Tomcat and UTF 8 encoding

I've spent a fair amount of time trying to get Tomcat and various apps (Apache Solr, SearchSite, Sitemesh) running within it to handle Chinese and implicitly UTF-8 encoded URIs and content.
Given the amount of effort it has taken on the parts of various people, I figured I might as well list the stuff needed to get it all working since it's the sensible thing to do at 3:15 am.

Sitemesh first. This fix was supplied by my colleague Li Mo.
Problem: Sitemesh refused to decorate html files containing UTF-8 encoded Chinese text without converting all of it to gibberish.
Solution: Create an encoding filter as described below

public class CharsetEncodingFilter implements Filter {
public void init(FilterConfig filterConfig) throws ServletException {
}

public void doFilter(ServletRequest servletRequest, ServletResponse servletResponse, FilterChain filterChain) throws IOException, ServletException {

servletRequest.setCharacterEncoding("UTF-8");
servletResponse.setContentType("text/html;charset=UTF-8");


filterChain.doFilter(servletRequest, servletResponse);
}

public void destroy() {
}
}


Map this filter to /* in your web.xml

Apache Solr next. This one supplied by Ram.
Problem: Chinese characters passed in URL query params were reaching Solr all mangled
Solution: Add the attribute URIEncoding="UTF-8" to the connector element in tomcat's server.xml

SearchSite. This was an odd one.
Problem: I had a servlet within which I needed to read params containing Chinese characters passed using a GET. I was getting gibberish. Strangely, this app was running in the same Tomcat as Solr, just in a different context. And Solr was receiving Chinese characters in its GET requests just fine (I'd already applied the previous fix). I trawled through a lot of interesting articles like this one on JGuru as well as this one. Both seemed to indicate that there is a bug in Tomcat. The post at JGuru even had a comment with the code fix for Tomcat. However I wasn't desperate enough to actually try to rebuild Tomcat (yet). Eventually, I tried Li Mo's fix again (what I'd used for SiteMesh) - and it worked. Interestingly, doing a servletRequest.setCharacterEncoding("utf-8") directly in the servlet (as opposed to having this in a filter as described above) has no effect whatsoever. Sure, a servletRequest.getCharacterEncoding() at any point after returns "UTF-8" but your params will still be gibberish.
Why this should be necessary for one app running in a Tomcat instance, but not the other beats me. I did spend a fair amount of time going through Solr source trying to see if they had some sort of fix, but I couldn't find one. They don't seem to be doing anything magical with the incoming servletRequest - they just do a servletRequest.getParameterMap() and inject it into a MultiMapSolrParams which provide a few utility getters to read params from the map.

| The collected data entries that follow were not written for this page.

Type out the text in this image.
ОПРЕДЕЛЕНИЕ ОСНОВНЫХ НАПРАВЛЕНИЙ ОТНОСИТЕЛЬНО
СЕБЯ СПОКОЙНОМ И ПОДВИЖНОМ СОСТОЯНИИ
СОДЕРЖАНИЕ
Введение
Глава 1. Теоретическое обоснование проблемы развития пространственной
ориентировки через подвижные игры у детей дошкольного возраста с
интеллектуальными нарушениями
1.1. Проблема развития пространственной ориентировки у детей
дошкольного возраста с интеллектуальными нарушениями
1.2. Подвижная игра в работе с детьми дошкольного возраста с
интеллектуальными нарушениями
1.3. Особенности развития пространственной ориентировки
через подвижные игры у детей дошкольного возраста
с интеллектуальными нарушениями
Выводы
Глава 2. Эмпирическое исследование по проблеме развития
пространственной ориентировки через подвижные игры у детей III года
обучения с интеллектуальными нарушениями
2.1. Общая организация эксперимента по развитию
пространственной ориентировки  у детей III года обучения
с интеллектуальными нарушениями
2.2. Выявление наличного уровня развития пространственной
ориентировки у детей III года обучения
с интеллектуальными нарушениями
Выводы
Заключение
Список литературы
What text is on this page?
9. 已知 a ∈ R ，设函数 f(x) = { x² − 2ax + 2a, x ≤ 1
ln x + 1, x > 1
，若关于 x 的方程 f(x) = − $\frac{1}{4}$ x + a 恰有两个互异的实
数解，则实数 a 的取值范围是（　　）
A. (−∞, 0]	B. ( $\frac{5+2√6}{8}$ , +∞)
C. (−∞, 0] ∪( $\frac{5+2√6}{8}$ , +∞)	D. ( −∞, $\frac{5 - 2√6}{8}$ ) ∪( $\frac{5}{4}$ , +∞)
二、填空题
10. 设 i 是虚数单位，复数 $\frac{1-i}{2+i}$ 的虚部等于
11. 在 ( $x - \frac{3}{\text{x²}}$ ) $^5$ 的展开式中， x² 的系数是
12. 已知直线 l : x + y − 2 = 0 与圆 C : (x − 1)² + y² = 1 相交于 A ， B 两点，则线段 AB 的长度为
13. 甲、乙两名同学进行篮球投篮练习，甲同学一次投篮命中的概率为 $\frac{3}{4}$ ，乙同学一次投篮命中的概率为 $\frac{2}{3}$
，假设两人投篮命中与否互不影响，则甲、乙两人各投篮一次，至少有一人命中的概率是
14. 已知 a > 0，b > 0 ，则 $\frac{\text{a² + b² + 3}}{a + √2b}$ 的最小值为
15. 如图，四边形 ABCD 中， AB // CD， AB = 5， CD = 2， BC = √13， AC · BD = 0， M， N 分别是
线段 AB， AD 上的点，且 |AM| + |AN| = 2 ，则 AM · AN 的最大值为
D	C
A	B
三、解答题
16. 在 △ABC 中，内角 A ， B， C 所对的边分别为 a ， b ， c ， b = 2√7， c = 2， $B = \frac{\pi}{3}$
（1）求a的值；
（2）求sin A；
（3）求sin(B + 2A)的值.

Solr doesn't have any Filters configured either. If anyone can tell me what's going on, I'd appreciate it.

7 comments:

Anonymous said...

Once the request parameters are access, the encoding is 'determined' for that request -- that's why trying to set it in the servlet wasn't working -- it was 'too late'. The filter was early enough and thus worked. My guess is that the innocent looking call to getParameterMap was what was causing the encoding to be established for the request.

Anonymous said...

Thanks for the tip about Solr / server.xml / URIEncoding="UTF-8" . That was my problem.

Anonymous said...

Thank you very much. I've searched a couple of hours today to find a similar encoding related problem. The URIEncoding="UTF-8" solved it.

Anonymous said...

This comment about solr is very useful and still is :)

Anonymous said...

Thank you very much for taking the time to share this.

aaron jeffries said...

This blog keeps on giving. thanks.

Nestor Miliyaev said...

Spent a whole day hunting around for the solution. I use Spring+jsp+Tomcat. Your solution nailed it!
Thanks thanks thanks!

Use the following to wire it in web.xml, then stick the URIEncoding="UTF-8" in the server.xml

charsetFilter
uk.ac.ed.vfb.servlets.CharsetEncodingFilter


charsetFilter
/*


That was the essence of it.
Optionally (although considered a good style), set

<%@ page language="java" pageEncoding="UTF-8" contentType="text/html;charset=utf-8" isELIgnored="false"%>
and
<meta http-equiv="Content-Type" content="text/html; charset=UTF-8" />
Although it seems the servlet sets the content type correctly which most sane browsers pick up no problem.